Twice.

At five and ten. Who needs DVR when you have Thurston Fine?

Fine was KWMT's star-of the variety used for a kindergarten pageant. A pattern traced out on cardboard, covered in tin foil and pinned up-glossy, neat and flat. He so obviously ascribed to the shark school of thought that I found myself looking around for Roy Scheider and Richard Dreyfuss whenever we met. Fine hadn't stuck a javelin down my throat-yet-but I figured he was looking for the right opportunity.

As a stop-gap measure he had undermined me, on air and off for the past month.

Last night he'd pulled one of the oldest tricks, stopping, as if he'd decided to leave off the last line of his script, then stepping on my first words as I tried to launch into my intro to the piece.

A good news director would have handled it.

KWMT's news director was Les Haeburn.

Insert philosophical shrug.

"Helping Out" wasn't Emmy material. It wasn't even material enough under Haeburn's dominion to keep me fifty percent occupied. Maybe I would change that, or maybe I would decide I liked it like this. More likely, it would become moot before long. In the meantime, I had plenty of free time to contemplate the niceties of taking a hunk out of Fine's leg. Figuratively, of course.

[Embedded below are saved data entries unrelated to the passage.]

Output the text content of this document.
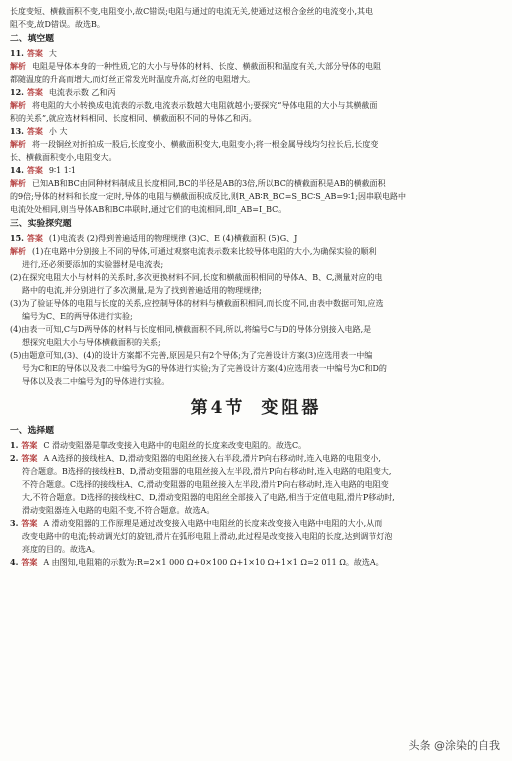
长度变短、横截面积不变,电阻变小,故C错误;电阻与通过的电流无关,使通过这根合金丝的电流变小,其电

阻不变,故D错误。故选B。

二、填空题

11. 答案 大

解析 电阻是导体本身的一种性质,它的大小与导体的材料、长度、横截面积和温度有关,大部分导体的电阻

都随温度的升高而增大,而灯丝正常发光时温度升高,灯丝的电阻增大。

12. 答案 电流表示数 乙和丙

解析 将电阻的大小转换成电流表的示数,电流表示数越大电阻就越小;要探究“导体电阻的大小与其横截面

积的关系”,就应选材料相同、长度相同、横截面积不同的导体乙和丙。

13. 答案 小 大

解析 将一段铜丝对折拍成一股后,长度变小、横截面积变大,电阻变小;将一根金属导线均匀拉长后,长度变

长、横截面积变小,电阻变大。

14. 答案 9∶1 1∶1

解析 已知AB和BC由同种材料制成且长度相同,BC的半径是AB的3倍,所以BC的横截面积是AB的横截面积

的9倍;导体的材料和长度一定时,导体的电阻与横截面积成反比,则R_AB∶R_BC=S_BC∶S_AB=9∶1;因串联电路中

电流处处相同,则当导体AB和BC串联时,通过它们的电流相同,即I_AB=I_BC。

三、实验探究题

15. 答案 (1)电流表 (2)得到普遍适用的物理规律 (3)C、E (4)横截面积 (5)G、J

解析 (1)在电路中分别接上不同的导体,可通过观察电流表示数来比较导体电阻的大小,为确保实验的顺利

进行,还必须要添加的实验器材是电流表;

(2)在探究电阻大小与材料的关系时,多次更换材料不同,长度和横截面积相同的导体A、B、C,测量对应的电

路中的电流,并分别进行了多次测量,是为了找到普遍适用的物理规律;

(3)为了验证导体的电阻与长度的关系,应控制导体的材料与横截面积相同,而长度不同,由表中数据可知,应选

编号为C、E的两导体进行实验;

(4)由表一可知,C与D两导体的材料与长度相同,横截面积不同,所以,将编号C与D的导体分别接入电路,是

想探究电阻大小与导体横截面积的关系;

(5)由题意可知,(3)、(4)的设计方案都不完善,原因是只有2个导体;为了完善设计方案(3)应选用表一中编

号为C和E的导体以及表二中编号为G的导体进行实验;为了完善设计方案(4)应选用表一中编号为C和D的

导体以及表二中编号为J的导体进行实验。

第4节 变阻器

一、选择题

1. 答案 C 滑动变阻器是靠改变接入电路中的电阻丝的长度来改变电阻的。故选C。

2. 答案 A A选择的接线柱A、D,滑动变阻器的电阻丝接入右半段,滑片P向右移动时,连入电路的电阻变小,

符合题意。B选择的接线柱B、D,滑动变阻器的电阻丝接入左半段,滑片P向右移动时,连入电路的电阻变大,

不符合题意。C选择的接线柱A、C,滑动变阻器的电阻丝接入左半段,滑片P向右移动时,连入电路的电阻变

大,不符合题意。D选择的接线柱C、D,滑动变阻器的电阻丝全部接入了电路,相当于定值电阻,滑片P移动时,

滑动变阻器连入电路的电阻不变,不符合题意。故选A。

3. 答案 A 滑动变阻器的工作原理是通过改变接入电路中电阻丝的长度来改变接入电路中电阻的大小,从而

改变电路中的电流;转动调光灯的旋钮,滑片在弧形电阻上滑动,此过程是改变接入电阻的长度,达到调节灯泡

亮度的目的。故选A。

4. 答案 A 由图知,电阻箱的示数为:R=2×1 000 Ω+0×100 Ω+1×10 Ω+1×1 Ω=2 011 Ω。故选A。

头条 @涂染的自我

That's what I was doing when a thin girl with wispy brown hair falling straight at either side of a square face stepped in front of my new professional home, third battleship-gray desk from the windows. Sitting on a chair that only swiveled to the right put me eye-level with this detachment from the second-grade horde.

"Everybody went that way." I pointed toward the control room door. She wouldn't want to miss the comedy of Les Haeburn's steady-hand-at-the-helm routine. Though it might take a somewhat more jaded outlook than a second-grader possessed to see the humor.

"I know."

Her voice was assured. Her eyes, so dark brown they seemed to be all pupil, stayed on me.

Apparently, she had a need other than reattachment.

"Uh, the bathroom's over there." I pointed again.

"I know." She didn't move.

Enough of my contemporaries had beaten the biological clock lately that I knew the ground rules about diapers and babies, but where in the developmental continuum trips to the bathroom became a solo venture remained foggy.

"I'll get your teacher and-"

"You're Miss Danniher."

Being recognized is not necessarily the thrill some people imagine. This time, however, a reprieve from potential bathroom duty offset the discomfort.

As my ex-husband took to saying, everything's a trade-off.

"Yes, I am."

"On TV. Mrs. George from next door said you're a consumer advocate." The girl said the final two words carefully. "So I watched."

That surprised me. From the little feedback we'd gotten to "Helping Out," I didn't think it had any viewers, and here was evidence of two.

When I'd received the assignment, I checked with a few connections, who all said the consumer affairs beat was hotter than ever. But in the four weeks I'd been on-air, I'd gotten a grand total of seven phone calls from viewers, and four were from Ed Radey, who didn't like his wife's cooking and wanted me to "help out." I could come cook or I could take them to dinner, he wasn't particular.